Gencatan Senjata Rapuh, Ramadhan di Gaza Dihantui Ketakutan

Aprilo Ade Wismoyo Suara.Com
Selasa, 04 Maret 2025 | 20:53 WIB
Gencatan Senjata Rapuh, Ramadhan di Gaza Dihantui Ketakutan
Sejumlah warga Palestina menjalankan salat tarawih di sekitar bangunan runtuh akibat bom yang dilancarkan Israel. (Twitter/@tanyakanrl)
Follow Suara.com untuk mendapatkan informasi terkini. Klik WhatsApp Channel & Google News

Suara.com - Di tengah kebangkitan kehampaan dan kehilangan orang-orang tercinta, masyarakat Palestina di Jalur Gaza tahun ini terpaksa menyambut bulan suci Ramadhan dengan luka emosional dan kondisi fisik yang lelah, setelah 15 bulan serangkaian serangan Israel di wilayah yang terkepung tersebut.

Sementara umat Islam di seluruh dunia merayakan Ramadhan dengan doa dan pesta, suasana di Gaza malah mencerminkan cerita yang berbeda.
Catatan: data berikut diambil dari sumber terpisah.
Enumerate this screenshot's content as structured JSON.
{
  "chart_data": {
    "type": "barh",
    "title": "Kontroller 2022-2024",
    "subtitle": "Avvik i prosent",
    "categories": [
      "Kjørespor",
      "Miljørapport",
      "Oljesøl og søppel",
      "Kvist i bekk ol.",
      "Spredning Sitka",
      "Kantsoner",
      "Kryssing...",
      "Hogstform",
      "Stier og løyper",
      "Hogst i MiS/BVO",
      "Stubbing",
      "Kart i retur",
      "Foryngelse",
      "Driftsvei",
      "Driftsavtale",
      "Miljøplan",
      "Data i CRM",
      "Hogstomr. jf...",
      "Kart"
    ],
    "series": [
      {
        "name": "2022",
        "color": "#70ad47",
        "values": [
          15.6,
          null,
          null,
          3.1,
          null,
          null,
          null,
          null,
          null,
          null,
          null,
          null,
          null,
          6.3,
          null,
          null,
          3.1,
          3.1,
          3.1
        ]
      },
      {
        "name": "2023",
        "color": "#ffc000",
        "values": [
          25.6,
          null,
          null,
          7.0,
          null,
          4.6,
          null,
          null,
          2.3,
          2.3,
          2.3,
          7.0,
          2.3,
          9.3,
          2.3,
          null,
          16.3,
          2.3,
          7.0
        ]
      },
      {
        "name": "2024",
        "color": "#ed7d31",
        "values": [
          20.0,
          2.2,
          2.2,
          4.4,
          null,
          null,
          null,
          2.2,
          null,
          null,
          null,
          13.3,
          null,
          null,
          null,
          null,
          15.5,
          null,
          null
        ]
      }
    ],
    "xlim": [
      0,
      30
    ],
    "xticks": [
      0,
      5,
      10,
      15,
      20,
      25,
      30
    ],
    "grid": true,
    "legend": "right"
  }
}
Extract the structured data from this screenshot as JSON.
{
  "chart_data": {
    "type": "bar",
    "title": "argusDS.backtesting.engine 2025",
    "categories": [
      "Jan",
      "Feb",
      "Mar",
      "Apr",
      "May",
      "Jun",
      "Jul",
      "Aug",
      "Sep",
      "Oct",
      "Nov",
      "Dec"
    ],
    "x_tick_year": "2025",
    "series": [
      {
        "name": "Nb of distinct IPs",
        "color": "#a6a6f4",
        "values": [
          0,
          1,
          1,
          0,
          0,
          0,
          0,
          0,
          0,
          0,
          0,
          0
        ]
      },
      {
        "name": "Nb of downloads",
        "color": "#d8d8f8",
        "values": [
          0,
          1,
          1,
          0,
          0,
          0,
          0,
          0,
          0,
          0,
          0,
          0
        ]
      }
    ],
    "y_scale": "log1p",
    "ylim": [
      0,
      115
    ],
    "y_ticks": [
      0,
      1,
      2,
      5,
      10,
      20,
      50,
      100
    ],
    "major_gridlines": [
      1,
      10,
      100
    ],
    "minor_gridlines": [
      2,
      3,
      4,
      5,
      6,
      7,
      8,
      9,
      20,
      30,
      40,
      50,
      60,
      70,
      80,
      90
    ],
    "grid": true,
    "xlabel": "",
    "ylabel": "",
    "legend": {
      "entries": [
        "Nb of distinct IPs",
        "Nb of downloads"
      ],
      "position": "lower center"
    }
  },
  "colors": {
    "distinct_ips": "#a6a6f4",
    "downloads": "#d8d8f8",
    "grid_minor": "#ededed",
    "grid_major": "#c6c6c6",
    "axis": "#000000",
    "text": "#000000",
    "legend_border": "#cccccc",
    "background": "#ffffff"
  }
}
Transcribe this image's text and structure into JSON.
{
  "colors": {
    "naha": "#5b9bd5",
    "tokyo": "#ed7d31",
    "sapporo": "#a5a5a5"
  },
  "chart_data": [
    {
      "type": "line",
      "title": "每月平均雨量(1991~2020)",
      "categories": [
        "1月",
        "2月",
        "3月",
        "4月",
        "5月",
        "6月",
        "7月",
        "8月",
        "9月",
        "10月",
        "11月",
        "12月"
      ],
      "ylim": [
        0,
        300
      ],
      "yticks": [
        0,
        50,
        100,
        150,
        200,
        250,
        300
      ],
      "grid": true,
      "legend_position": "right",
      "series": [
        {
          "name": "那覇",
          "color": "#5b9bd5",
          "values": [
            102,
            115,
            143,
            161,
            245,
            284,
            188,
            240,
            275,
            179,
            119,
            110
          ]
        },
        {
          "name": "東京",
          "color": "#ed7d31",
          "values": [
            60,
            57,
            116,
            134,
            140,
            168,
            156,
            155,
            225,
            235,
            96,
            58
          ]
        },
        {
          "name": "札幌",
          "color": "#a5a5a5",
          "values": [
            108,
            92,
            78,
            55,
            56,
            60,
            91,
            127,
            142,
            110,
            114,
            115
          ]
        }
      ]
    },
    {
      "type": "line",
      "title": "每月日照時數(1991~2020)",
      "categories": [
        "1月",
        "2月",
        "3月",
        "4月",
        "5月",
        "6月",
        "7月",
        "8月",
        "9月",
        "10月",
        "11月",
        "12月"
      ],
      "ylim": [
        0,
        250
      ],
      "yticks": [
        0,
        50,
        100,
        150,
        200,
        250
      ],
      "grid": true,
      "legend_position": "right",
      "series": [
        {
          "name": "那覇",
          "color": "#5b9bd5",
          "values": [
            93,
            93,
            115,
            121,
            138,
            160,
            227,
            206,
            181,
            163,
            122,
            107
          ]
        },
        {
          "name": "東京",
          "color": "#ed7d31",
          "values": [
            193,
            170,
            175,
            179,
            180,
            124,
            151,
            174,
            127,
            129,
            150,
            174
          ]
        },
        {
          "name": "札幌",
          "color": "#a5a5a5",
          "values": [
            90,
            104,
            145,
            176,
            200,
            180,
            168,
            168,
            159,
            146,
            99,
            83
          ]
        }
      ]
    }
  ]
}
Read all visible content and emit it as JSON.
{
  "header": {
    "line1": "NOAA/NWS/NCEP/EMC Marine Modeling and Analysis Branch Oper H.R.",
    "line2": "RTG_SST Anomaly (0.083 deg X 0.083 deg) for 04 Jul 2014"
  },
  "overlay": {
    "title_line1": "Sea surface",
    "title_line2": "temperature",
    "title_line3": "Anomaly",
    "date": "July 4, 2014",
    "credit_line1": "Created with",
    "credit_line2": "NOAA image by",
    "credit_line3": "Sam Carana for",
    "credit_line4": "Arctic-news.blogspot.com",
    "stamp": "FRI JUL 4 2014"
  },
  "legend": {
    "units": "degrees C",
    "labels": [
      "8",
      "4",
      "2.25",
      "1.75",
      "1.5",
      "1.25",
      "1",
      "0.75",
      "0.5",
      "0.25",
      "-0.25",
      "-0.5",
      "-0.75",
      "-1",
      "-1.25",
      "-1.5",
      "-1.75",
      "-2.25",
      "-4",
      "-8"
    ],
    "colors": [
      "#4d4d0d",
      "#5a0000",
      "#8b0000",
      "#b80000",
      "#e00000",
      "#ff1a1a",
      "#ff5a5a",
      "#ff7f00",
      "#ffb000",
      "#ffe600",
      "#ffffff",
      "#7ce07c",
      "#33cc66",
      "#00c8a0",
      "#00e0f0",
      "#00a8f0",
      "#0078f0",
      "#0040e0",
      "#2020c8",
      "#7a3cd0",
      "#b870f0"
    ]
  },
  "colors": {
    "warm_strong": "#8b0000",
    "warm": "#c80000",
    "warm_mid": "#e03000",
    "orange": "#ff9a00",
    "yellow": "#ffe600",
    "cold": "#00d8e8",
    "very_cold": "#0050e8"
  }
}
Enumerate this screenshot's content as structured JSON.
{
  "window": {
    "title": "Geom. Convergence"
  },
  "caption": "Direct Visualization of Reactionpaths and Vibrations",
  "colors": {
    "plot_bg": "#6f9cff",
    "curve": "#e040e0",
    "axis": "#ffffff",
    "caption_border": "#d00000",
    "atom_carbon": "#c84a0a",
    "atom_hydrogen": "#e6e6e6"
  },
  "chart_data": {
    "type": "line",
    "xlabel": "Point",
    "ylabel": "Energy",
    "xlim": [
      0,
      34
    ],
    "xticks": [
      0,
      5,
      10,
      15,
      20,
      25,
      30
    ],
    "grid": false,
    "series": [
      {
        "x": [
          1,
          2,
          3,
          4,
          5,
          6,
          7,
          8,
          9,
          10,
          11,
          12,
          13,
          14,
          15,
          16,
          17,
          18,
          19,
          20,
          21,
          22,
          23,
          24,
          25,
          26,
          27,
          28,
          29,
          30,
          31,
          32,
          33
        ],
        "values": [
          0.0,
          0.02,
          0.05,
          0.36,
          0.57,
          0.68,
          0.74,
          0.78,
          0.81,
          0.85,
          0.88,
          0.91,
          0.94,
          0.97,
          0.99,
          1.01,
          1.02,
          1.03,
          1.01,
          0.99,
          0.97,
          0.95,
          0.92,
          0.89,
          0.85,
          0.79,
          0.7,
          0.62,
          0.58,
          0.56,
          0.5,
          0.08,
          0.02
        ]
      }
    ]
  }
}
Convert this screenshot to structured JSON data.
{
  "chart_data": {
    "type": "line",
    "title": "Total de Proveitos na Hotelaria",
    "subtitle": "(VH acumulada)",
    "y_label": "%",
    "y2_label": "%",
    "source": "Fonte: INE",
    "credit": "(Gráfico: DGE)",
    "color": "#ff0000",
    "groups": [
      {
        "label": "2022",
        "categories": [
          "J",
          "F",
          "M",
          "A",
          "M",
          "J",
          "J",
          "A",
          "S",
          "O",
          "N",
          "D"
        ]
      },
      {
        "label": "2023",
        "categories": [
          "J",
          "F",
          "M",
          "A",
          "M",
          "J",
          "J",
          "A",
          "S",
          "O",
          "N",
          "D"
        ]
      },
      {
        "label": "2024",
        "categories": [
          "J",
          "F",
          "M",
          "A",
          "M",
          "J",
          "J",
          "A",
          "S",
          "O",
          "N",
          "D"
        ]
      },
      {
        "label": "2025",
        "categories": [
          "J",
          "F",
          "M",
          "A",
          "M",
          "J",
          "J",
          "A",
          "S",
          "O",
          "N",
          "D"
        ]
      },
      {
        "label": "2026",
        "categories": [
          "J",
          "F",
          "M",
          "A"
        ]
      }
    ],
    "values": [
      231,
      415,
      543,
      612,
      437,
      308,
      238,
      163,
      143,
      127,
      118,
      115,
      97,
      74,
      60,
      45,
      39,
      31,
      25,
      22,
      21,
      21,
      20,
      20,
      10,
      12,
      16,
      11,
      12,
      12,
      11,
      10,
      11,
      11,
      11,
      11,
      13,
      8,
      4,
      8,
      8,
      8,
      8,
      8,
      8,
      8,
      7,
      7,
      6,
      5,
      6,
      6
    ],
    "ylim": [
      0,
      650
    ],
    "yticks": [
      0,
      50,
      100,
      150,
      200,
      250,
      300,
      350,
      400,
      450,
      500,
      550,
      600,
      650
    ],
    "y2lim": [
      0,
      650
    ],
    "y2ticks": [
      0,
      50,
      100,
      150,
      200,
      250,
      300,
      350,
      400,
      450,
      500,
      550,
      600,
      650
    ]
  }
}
Jalan-jalan di Gaza yang sebelumnya ramai dan penuh kehidupan kini hanya menyisakan puing-puing. Reruntuhan rumah yang hancur menjadi pengingat suram tentang kehancuran akibat konflik, dengan udara yang dipenuhi bau mesiu, kematian, dan pembusukan.

Dengan berakhirnya fase pertama gencatan senjata antara Palestina dan Israel pada Sabtu (1/3), dan belum ada tanda-tanda dimulainya fase kedua, warga Gaza kini hidup dalam kecemasan tinggi dan ketakutan akan kemungkinan terjadinya konflik yang kembali.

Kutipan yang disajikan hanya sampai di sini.